The Algarve, Portugal’s southern coast, is a stunning combination of massive cliffs and golden sandy beaches. At its end, the historic town of Sagres perches at the far southwestern corner of Europe, and in a sheltered cove below spreads the gracious Martinhal Beach Resort and Hotel.
The Algarve as it should be
Unlike much of the Algarve, which has a reputation as overbuilt and overrun, on the western end you won’t find big box hotels and crowds. The resort’s low two-story buildings fit easily into the landscape, following the hillside’s natural contours and provide photo-worthy views across the bay from almost every room. At night the view is magical from rooms or a table at the restaurant O Terraço, as lights twinkle on boats in Sagres harbor and in the town above it.
The most complete range of lodging options
Martinhal offers guests a nice choice of different style houses and a 37-room hotel, complete with restaurants, spa and even its own shopping center, all in a village setting. Martinhal’s hotel rooms are in a pair of two-level buildings set into the hillside, all with private balconies and sea views across the gardens. Also facing the sea, Ocean Houses offer two- or three-bedroom options, while more spacious Bay Houses offer ocean views or overlook a natural reserve.
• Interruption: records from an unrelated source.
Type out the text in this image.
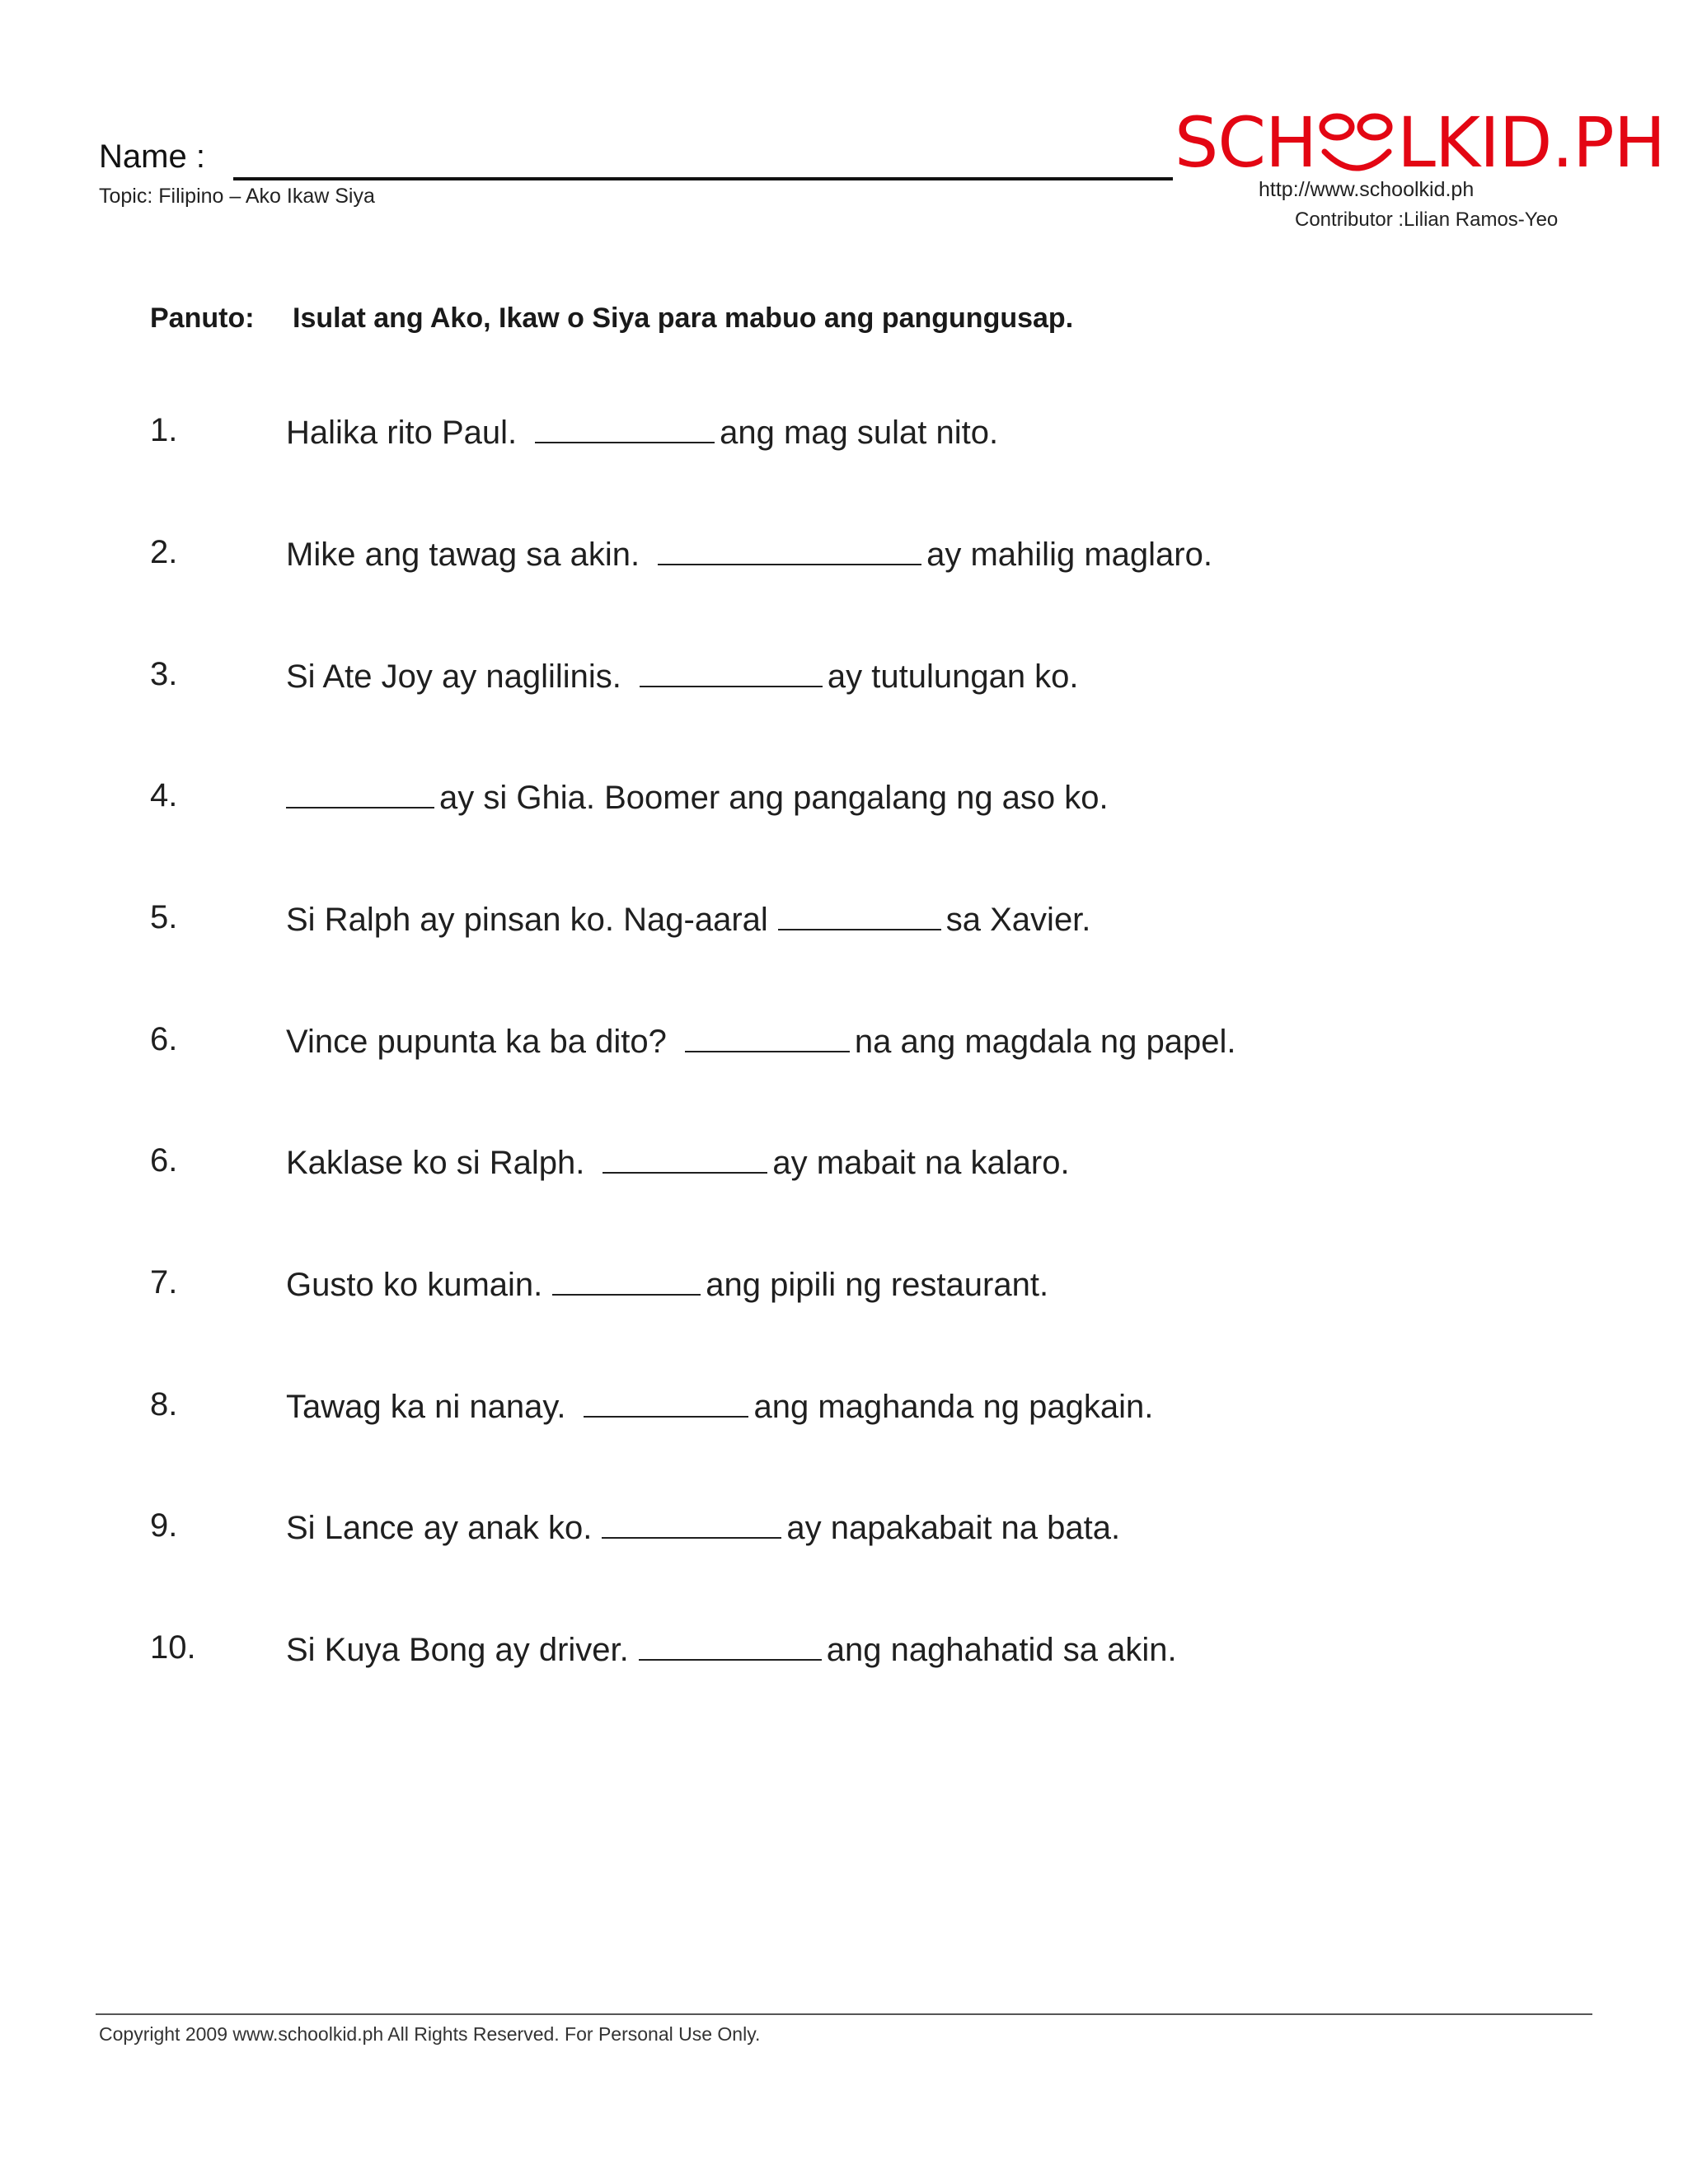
Name :
Topic: Filipino – Ako Ikaw Siya
SCH LKID.PH
http://www.schoolkid.ph
Contributor :Lilian Ramos-Yeo
Panuto: Isulat ang Ako, Ikaw o Siya para mabuo ang pangungusap.
1.	Halika rito Paul.	ang mag sulat nito.
2.	Mike ang tawag sa akin.	ay mahilig maglaro.
3.	Si Ate Joy ay naglilinis.	ay tutulungan ko.
4.	ay si Ghia. Boomer ang pangalang ng aso ko.
5.	Si Ralph ay pinsan ko. Nag-aaral	sa Xavier.
6.	Vince pupunta ka ba dito?	na ang magdala ng papel.
6.	Kaklase ko si Ralph.	ay mabait na kalaro.
7.	Gusto ko kumain.	ang pipili ng restaurant.
8.	Tawag ka ni nanay.	ang maghanda ng pagkain.
9.	Si Lance ay anak ko.	ay napakabait na bata.
10.	Si Kuya Bong ay driver.	ang naghahatid sa akin.
Copyright 2009 www.schoolkid.ph All Rights Reserved. For Personal Use Only.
Garden Houses each open onto a large garden of native plants, and villas with private swimming pools add to a total of 200 options to choose from.
A beach to dream of
A broad golden beach stretches in a big arch from the resort all the way to Sagres, providing acres of sunny sand (the Algarve gets as many as 300 sunny days a year). Half a mile off the beach, a group of small, rocky islands make a destination for kayak trips, offered by the resort. The waves are good enough to let you practice body surfing, while not too big for kids playing in the water or their parents trying to master paddle boarding.
Programs for kids, teens and adults
Martinhal’s exceptional children’s and teens’ programs allow adults to have their own separate time, while still encouraging the together time that vacationing families want. Programs and facilities are carefully planned by small age groups so kids mix with others their own age. At the Town Square a children’s playground keeps kids in full view of parents enjoying drinks or relaxing after dinner at Os Gambozinhos. The M Bar even sports a real VW Camper for kids to play in while parents relax. The day is filled with special age-grouped programs at the kid’s club, the day-care center or the Blue Room, especially for teens. Older teens have special sports and other programs at the resort and in the surrounding area. In the children’s programs, as elsewhere throughout Martinhal, everyone speaks very good English.
Adult options range from tennis on artificial grass turf, hiking in the nearby natural preserve, any of a number of spa treatment, a game at the glass-sided PADL courts, time at the beach pool and a full range of water sport at the waterfront activities center on the beach.
Three dining options
Among Martinhal’s attractions of are its three restaurants, where chefs fuse European and Portuguese cuisines. Os Gambozinos serves lunch, dinner and light meals. Glass-surrounded O Terraço, atop the main building, is the resort’s primary restaurant, serving all three meals with an eclectic menu of fresh seafood, fine Portuguese-raised meats and top Portuguese wines. Even in this fine-dining atmosphere, children of all ages are welcome and pampered with their own age-customized menus. Seafood is the specialty of poolside As Dunas, which also serves snacks and drinks all afternoon and evening.
Location, location and location
Martinhal is close to some of Europe’s finest surfing beaches. Even non-surfers will want watch the surfers and see the sand cliffs and dunes on the west coast. See towering cliffs from the lighthouse at Cabo São Vincente, or take a boat excursion from nearby Lagos or go hunting ancient megaliths and castles.
Getting to Martinhal is easy, with regular flights from Boston to Lisbon and train connections to the Algarve. SATA, the airlines of the Portuguese Azores, flies direct to Lisbon or with a stop in Ponta Delgada, Azores, a welcome break in the trip and a chance to stretch en route. From Lisbon trains run direct to Tunes, where the resort can arrange a pick-up.
It is far easier to rent a car and drive, and it will probably take less time than the train. From the airport, cross the Vasco da Gama Bridge and follow the A12, then IP1 south to its end. Take IC 4 west to Lagos, N125 to Vila do Bispo and follow signs to Sagres. Lisbon to Sagres takes about 4 hours, or take a day and drive the western shore road, a beautiful alternative starting with a ferry ride at Setubal.